O que se está tentando dizer é que a maior parceira da imobilidade é a perda da consciência crítica e se esta estiver aprisionada no medo de sermos atingidos pela manifestação de uma ideia, a tendência é a de que os delimitadores sociais e os interesses pessoais imediatos moldem o ser, tornando-nos reprodutores de um pensamento que naturaliza todo esse processo. Sem o exercício cotidiano da crítica e da autocrítica o conservadorismo toma ares de normalidade e nos domina. Pior, sem que a consciência crítica admita uma autocrítica, para a reformulação da conduta também dentro da lógica de um julgamento moral, ainda que adotando o padrão do culturalmente concebido, aprisiona-se o pensamento, banem-se as correlações e, como resultado, transfere-se para o conservadorismo, que justifica privilégios e dominações, a “autoridade” da razão, ainda que cinicamente expressa.
Além disso, no próprio campo da teoria crítica, as avaliações pertinentes a temas ligados a esferas socialmente reduzidas são desprezadas, como se somente as grandes questões estruturais fossem capazes de produzir mudanças sociais e econômicas essenciais à emancipação humana, o que, no entanto, sem uma perspectiva concreta de ação, ou diante da constatação da insuficiência do agir, atua em favor da inércia e, na sequência, forja uma postura conservadora.

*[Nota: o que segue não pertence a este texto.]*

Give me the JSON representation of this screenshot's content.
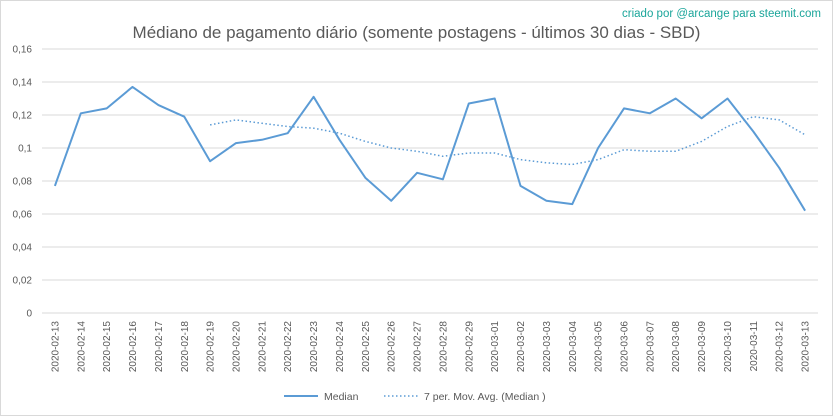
{
  "credit": "criado por @arcange para steemit.com",
  "colors": {
    "credit": "#1aa59a",
    "series": "#5b9bd5",
    "grid": "#d9d9d9",
    "text": "#595959"
  },
  "chart_data": {
    "type": "line",
    "title": "Médiano de pagamento diário (somente postagens - últimos 30 dias - SBD)",
    "xlabel": "",
    "ylabel": "",
    "ylim": [
      0,
      0.16
    ],
    "yticks": [
      "0",
      "0,02",
      "0,04",
      "0,06",
      "0,08",
      "0,1",
      "0,12",
      "0,14",
      "0,16"
    ],
    "grid": true,
    "legend_position": "bottom",
    "categories": [
      "2020-02-13",
      "2020-02-14",
      "2020-02-15",
      "2020-02-16",
      "2020-02-17",
      "2020-02-18",
      "2020-02-19",
      "2020-02-20",
      "2020-02-21",
      "2020-02-22",
      "2020-02-23",
      "2020-02-24",
      "2020-02-25",
      "2020-02-26",
      "2020-02-27",
      "2020-02-28",
      "2020-02-29",
      "2020-03-01",
      "2020-03-02",
      "2020-03-03",
      "2020-03-04",
      "2020-03-05",
      "2020-03-06",
      "2020-03-07",
      "2020-03-08",
      "2020-03-09",
      "2020-03-10",
      "2020-03-11",
      "2020-03-12",
      "2020-03-13"
    ],
    "series": [
      {
        "name": "Median",
        "style": "solid",
        "values": [
          0.077,
          0.121,
          0.124,
          0.137,
          0.126,
          0.119,
          0.092,
          0.103,
          0.105,
          0.109,
          0.131,
          0.105,
          0.082,
          0.068,
          0.085,
          0.081,
          0.127,
          0.13,
          0.077,
          0.068,
          0.066,
          0.1,
          0.124,
          0.121,
          0.13,
          0.118,
          0.13,
          0.11,
          0.088,
          0.062
        ]
      },
      {
        "name": "7 per. Mov. Avg. (Median )",
        "style": "dotted",
        "values": [
          null,
          null,
          null,
          null,
          null,
          null,
          0.114,
          0.117,
          0.115,
          0.113,
          0.112,
          0.109,
          0.104,
          0.1,
          0.098,
          0.095,
          0.097,
          0.097,
          0.093,
          0.091,
          0.09,
          0.093,
          0.099,
          0.098,
          0.098,
          0.104,
          0.113,
          0.119,
          0.117,
          0.108
        ]
      }
    ]
  }
}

Com tudo isso, o que seria necessário e bem-vindo para a constante evolução da condição humana acaba, por ataque de todos os lados, sendo transformado em distúrbio.
É aí que o pressuposto ético, adotado como porto seguro para a prática conservadora, atua com maior rigor para impedir que o senso crítico se produza, venha de onde vier. Qualquer avaliação crítica é atacada por meio do mesmo método de vinculação do juízo moral à prática, que serve, então, para desqualificar eticamente o autor. Se o autor da crítica não tem uma postura ética, no sentido de que seus atos correspondam integralmente à sua fala, as suas ideias sequer serão consideradas.
Diante de uma crítica, os que se sentem alvo dela, ou que não se veem dispostos a realizar os atos que se vislumbram como coerentes com a ideia posta, veem-se livres do debate de ideias trazendo à baila o falseado imperativo ético. Assim, com suposta autoridade moral, indagam ao crítico o que ele já fez para mudar a realidade que critica, lembram que o crítico está integrado à realidade analisada ou que procedeu, com a mesma lógica criticada, em situação análoga.
O argumento lógico, norteado pela ética invertida, que desconsidera as determinações do ser social, é utilizado para apontar uma eventual incoerência do crítico. Aquela necessidade de atração ao todo social passa a funcionar como uma fórmula mágica para se negar a produção de uma consciência crítica, até porque, conforme também se sustentará, se a crítica advém de “estranhos”, qual seja, de quem não está integrado à relação analisada, sua motivação é meramente fruto de represália, inveja ou tentativa de destruição.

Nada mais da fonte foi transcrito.